Backward Design in Practice


As suggested in the AALE infosheet Introduction to Backward Design, the concept of backward design operates at two levels:

  • Curriculum: aligning objectives for planning, classroom teaching and assessment
  • Classroom: designing a didactic sequence of lessons (= module; scenario)

Curriculum level 🗒️

Backward design can help provide transparency and coherence to the curriculum through the alignment of planning, teaching, and assessment. Such alignment can be achieved through using CEFR descriptors to set goals, inspire learning activities and assessment tasks, and provide a basis for developing assessment criteria. Descriptors can be used in lists and checklists to communicate aims to students and cross-reference available materials to these aims.  

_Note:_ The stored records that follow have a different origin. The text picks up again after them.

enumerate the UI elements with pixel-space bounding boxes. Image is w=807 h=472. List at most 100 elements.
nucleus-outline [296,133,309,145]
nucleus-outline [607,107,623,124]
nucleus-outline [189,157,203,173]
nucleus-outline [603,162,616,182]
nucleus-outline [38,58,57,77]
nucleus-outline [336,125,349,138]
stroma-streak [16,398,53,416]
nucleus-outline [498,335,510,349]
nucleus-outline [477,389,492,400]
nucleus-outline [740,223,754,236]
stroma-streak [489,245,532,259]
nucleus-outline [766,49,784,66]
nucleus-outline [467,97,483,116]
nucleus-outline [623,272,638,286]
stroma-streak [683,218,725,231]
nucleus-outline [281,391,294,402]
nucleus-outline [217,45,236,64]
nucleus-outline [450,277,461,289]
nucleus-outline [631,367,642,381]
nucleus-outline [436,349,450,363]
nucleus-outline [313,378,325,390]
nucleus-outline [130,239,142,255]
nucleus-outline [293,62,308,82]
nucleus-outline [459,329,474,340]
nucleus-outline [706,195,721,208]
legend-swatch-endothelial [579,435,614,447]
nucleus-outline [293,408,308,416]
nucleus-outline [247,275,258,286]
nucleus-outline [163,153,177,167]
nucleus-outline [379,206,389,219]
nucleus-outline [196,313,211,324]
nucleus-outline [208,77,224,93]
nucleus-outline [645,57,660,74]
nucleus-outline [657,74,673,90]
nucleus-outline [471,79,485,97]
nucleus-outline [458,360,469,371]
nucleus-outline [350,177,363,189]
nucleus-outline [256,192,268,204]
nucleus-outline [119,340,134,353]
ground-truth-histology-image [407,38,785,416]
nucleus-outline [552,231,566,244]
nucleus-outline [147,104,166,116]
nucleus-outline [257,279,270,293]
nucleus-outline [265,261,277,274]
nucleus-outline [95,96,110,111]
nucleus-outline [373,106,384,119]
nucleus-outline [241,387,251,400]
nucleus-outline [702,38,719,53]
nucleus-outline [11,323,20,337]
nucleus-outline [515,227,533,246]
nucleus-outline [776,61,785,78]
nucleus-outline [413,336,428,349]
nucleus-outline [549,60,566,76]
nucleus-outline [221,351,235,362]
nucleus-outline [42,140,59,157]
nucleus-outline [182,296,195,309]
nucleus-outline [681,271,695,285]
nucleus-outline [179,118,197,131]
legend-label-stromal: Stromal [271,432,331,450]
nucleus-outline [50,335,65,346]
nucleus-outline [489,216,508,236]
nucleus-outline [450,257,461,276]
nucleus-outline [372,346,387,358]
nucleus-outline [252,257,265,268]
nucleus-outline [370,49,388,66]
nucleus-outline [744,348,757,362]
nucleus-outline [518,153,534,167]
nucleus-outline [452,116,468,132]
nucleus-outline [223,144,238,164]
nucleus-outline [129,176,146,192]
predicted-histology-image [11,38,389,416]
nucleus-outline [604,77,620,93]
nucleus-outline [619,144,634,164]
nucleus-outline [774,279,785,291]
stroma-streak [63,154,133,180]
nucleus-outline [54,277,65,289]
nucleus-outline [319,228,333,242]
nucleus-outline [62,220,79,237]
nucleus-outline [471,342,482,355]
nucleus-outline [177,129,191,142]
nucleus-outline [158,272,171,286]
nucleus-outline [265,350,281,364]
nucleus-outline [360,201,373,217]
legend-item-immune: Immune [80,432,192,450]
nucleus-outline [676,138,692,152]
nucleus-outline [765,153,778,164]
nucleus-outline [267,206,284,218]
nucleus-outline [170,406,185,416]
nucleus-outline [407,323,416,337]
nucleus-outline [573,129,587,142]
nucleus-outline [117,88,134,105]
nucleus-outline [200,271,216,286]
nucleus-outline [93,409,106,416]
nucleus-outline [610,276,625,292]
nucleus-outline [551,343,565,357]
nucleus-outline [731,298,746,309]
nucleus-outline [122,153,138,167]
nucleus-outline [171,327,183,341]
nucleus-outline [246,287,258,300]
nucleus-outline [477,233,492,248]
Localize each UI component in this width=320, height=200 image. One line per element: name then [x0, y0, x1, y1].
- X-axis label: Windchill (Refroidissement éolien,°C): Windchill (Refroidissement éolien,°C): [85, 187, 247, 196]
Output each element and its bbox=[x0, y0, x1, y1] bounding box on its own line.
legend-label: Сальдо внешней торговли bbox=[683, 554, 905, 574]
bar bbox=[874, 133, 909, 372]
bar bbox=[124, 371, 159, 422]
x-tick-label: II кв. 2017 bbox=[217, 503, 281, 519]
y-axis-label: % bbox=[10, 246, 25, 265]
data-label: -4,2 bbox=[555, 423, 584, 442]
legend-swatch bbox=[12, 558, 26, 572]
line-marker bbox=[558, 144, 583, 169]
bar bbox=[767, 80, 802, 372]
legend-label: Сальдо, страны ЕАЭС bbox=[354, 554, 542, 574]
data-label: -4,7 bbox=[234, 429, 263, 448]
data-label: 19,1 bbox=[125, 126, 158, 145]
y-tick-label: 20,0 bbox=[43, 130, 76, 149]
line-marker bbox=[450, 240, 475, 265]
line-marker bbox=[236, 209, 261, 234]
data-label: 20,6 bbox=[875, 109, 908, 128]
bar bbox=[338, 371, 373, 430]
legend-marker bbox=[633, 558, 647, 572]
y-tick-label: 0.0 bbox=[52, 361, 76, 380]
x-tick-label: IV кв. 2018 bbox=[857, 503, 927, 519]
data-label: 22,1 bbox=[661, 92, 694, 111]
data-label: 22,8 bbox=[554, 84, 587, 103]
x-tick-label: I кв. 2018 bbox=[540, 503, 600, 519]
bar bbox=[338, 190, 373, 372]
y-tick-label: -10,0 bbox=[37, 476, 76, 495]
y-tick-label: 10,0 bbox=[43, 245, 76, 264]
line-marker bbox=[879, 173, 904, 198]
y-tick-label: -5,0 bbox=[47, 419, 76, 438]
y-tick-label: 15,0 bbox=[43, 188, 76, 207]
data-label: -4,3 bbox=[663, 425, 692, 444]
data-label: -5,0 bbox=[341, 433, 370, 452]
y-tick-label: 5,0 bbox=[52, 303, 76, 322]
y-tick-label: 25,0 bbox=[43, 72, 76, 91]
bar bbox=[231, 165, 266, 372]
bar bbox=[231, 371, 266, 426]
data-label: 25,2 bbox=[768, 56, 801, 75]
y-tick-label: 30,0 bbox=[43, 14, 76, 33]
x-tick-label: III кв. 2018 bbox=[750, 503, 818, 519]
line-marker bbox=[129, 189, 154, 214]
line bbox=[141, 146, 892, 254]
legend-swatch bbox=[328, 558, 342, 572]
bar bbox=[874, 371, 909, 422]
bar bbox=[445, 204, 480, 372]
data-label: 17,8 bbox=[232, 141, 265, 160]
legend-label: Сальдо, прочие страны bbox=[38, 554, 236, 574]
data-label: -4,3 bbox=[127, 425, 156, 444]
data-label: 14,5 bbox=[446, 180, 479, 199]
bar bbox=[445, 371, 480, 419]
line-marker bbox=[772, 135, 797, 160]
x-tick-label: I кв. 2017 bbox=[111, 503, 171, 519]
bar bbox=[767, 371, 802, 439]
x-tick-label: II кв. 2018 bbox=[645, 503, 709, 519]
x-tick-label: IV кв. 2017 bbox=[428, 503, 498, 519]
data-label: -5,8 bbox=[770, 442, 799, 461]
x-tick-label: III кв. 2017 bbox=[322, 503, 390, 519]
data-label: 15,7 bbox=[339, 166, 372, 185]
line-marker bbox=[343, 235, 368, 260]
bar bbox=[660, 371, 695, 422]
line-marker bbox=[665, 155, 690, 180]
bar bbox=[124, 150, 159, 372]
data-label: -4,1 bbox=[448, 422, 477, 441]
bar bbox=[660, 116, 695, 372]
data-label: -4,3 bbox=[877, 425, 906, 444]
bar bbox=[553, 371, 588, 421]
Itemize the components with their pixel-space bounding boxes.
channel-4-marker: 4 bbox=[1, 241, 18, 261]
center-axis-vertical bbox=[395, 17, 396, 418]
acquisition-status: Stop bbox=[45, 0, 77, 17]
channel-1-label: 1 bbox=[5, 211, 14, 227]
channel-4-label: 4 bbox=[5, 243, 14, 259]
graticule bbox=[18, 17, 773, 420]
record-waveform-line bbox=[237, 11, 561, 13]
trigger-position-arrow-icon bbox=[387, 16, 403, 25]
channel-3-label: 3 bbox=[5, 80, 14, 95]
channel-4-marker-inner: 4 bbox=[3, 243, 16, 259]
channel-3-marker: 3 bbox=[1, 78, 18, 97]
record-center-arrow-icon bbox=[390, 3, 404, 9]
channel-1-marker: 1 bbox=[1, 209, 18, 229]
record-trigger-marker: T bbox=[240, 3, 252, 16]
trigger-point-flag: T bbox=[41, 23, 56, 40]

To see practical examples of the way in which CEFR descriptors can be exploited to inform language course planning through backward design, read Chapter 4: Planning and teaching with the CEFR (from The CEFR in Practice: Brian North, 2014, CUP, pp. 107-120).

Classroom level 🏫

In the classroom, backward design relates mainly to the process of planning an action-oriented scenario spanning several lessons and leading up to the completion of a culminating task, which usually involves the creation of some kind of artefact, or to the planning of some other type of didactic sequence of multiple lessons. Here again the descriptors are used to define the communicative aims and students can be shown them in a ‘feedforward’ process. 

Backward planning then involves identifying the types of competences that learners will need but may well not have and to think of sub-tasks that, in a series of steps, will lead the students towards a successful completion of the culminating task:

  • Which steps/subtasks are necessary?
  • In which order should they come?
  • How long will each of them take?
  • Which relevant resources will students have at their disposal, what can they find online
  • What input will you as a teacher have to provide? When might it be better to intervene to do that?   

To finish off, watch the first 14:16 of the 18½-min video Presentation II – Scenarios on developing a scenario taken from a recent workshop. It discusses how one defines overall objectives for the scenario in terms of the task itself, and also relevant CEFR descriptors. It also shows how one develops steps towards the culminating task of the scenario.